A contributor to BuzzFeed and Gentleman’s Quarterly and contributing editor to Rolling Stone, Hastings shifted his focus in recent years to domestic politics, where he made quite a stir.

When he pressed then-secretary of state Hillary Clinton’s spokesman on the Benghazi attacks last September, the aide memorably told him to “fuck off.” Later that fall, Chicago Mayor Rahm Emanuel grabbed him during an interview, Hastings wrote, "clearly trying to intimidate me with a threat of physical violence."

Though Hastings lived in New York City with his wife Elise Jordan, he told Vermont Life earlier this year that he continued to consider Vermont his “spiritual home.” That Vermont Life story — and a cover photo of Hastings on the Burlington waterfront — remains on newsstands today.

Earlier this year, Seven Days included Hastings in a roundup of national journalists who hail from the state. He spoke with VPR's Neal Charnoff in this 2008 interview about his first book and to WCAX-TV's Keith McGilvery about the McChrystal story in this 2012 profile.
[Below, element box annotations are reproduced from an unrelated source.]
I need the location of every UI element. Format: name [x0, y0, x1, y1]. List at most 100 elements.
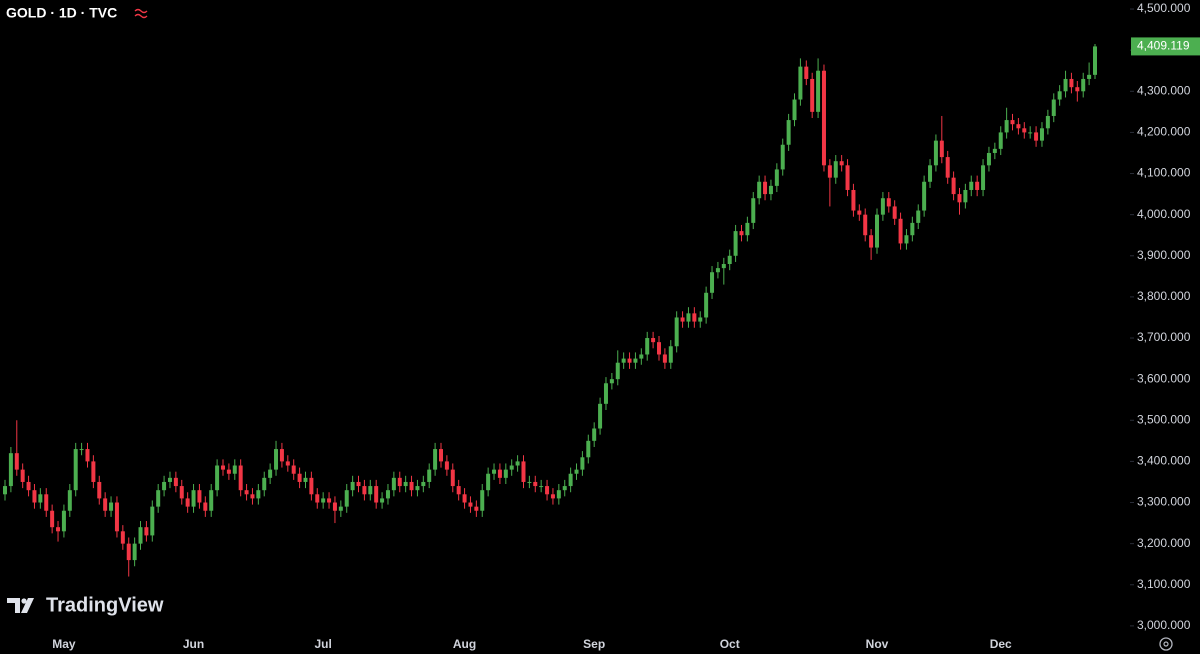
- candle-body: [757, 181, 762, 199]
- candle-body: [1069, 78, 1074, 88]
- candle-body: [450, 469, 455, 487]
- candle-body: [1081, 78, 1086, 92]
- candle-body: [185, 498, 190, 507]
- candle-body: [892, 206, 897, 219]
- candle-body: [662, 354, 667, 363]
- candle-body: [8, 453, 13, 487]
- candle-body: [657, 342, 661, 355]
- candle-body: [209, 490, 214, 511]
- x-tick-label: Jun: [183, 637, 204, 651]
- candle-body: [515, 461, 520, 466]
- candle-body: [1028, 132, 1033, 134]
- candle-body: [274, 449, 279, 470]
- candle-body: [792, 99, 797, 121]
- candle-body: [44, 494, 49, 511]
- candle-body: [1016, 124, 1021, 129]
- candle-body: [85, 449, 90, 462]
- candle-body: [1093, 46, 1097, 75]
- candle-body: [215, 465, 220, 491]
- candle-body: [497, 469, 502, 478]
- candle-body: [910, 222, 915, 236]
- candle-body: [179, 486, 184, 499]
- candle-body: [651, 338, 656, 343]
- candle-body: [197, 490, 202, 503]
- candle-body: [1039, 128, 1044, 141]
- candle-body: [704, 292, 709, 318]
- candle-body: [350, 481, 355, 491]
- candle-body: [621, 358, 626, 363]
- candle-body: [668, 346, 673, 363]
- y-tick-label: 3,200.000: [1137, 536, 1191, 550]
- x-tick-label: Jul: [314, 637, 331, 651]
- settings-icon[interactable]: [1159, 637, 1173, 651]
- y-tick-label: 3,100.000: [1137, 577, 1191, 591]
- candle-body: [539, 486, 544, 488]
- candle-body: [332, 502, 337, 511]
- chart-title: GOLD · 1D · TVC: [6, 5, 117, 21]
- candle-body: [580, 457, 585, 470]
- x-tick-label: Aug: [453, 637, 476, 651]
- candle-body: [191, 490, 196, 507]
- candle-body: [433, 449, 438, 470]
- candle-body: [3, 486, 7, 495]
- candle-body: [173, 477, 178, 487]
- candle-body: [97, 481, 102, 499]
- watermark-logo: [7, 598, 34, 613]
- candle-body: [945, 157, 950, 178]
- candle-body: [733, 231, 738, 256]
- y-tick-label: 3,800.000: [1137, 289, 1191, 303]
- candle-body: [126, 543, 131, 561]
- candle-body: [1063, 78, 1068, 92]
- status-icon: [134, 8, 148, 19]
- candle-body: [810, 78, 815, 112]
- candle-body: [285, 461, 290, 466]
- candle-body: [1087, 74, 1092, 79]
- candle-body: [562, 486, 567, 491]
- candle-body: [928, 165, 933, 182]
- candle-body: [32, 490, 37, 503]
- y-tick-label: 3,000.000: [1137, 618, 1191, 632]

In one of the most entertaining local stories about the reporter, Rice student Alta Viscomi chronicled a March 2012 speech at his alma mater, during which Hastings recounted being stripped of the senior class presidency after using the term "shagadelic" during announcements. He also, allegedly, compared his high school principal to Jabba the Hutt.

In a statement, Hastings' editor at BuzzFeed called him "a great, fearless journalist with an incredible instinct for the story, and a gift for finding ways to make his readers care about anything he covered, from wars to politicians."

Hastings, to be sure, will be missed.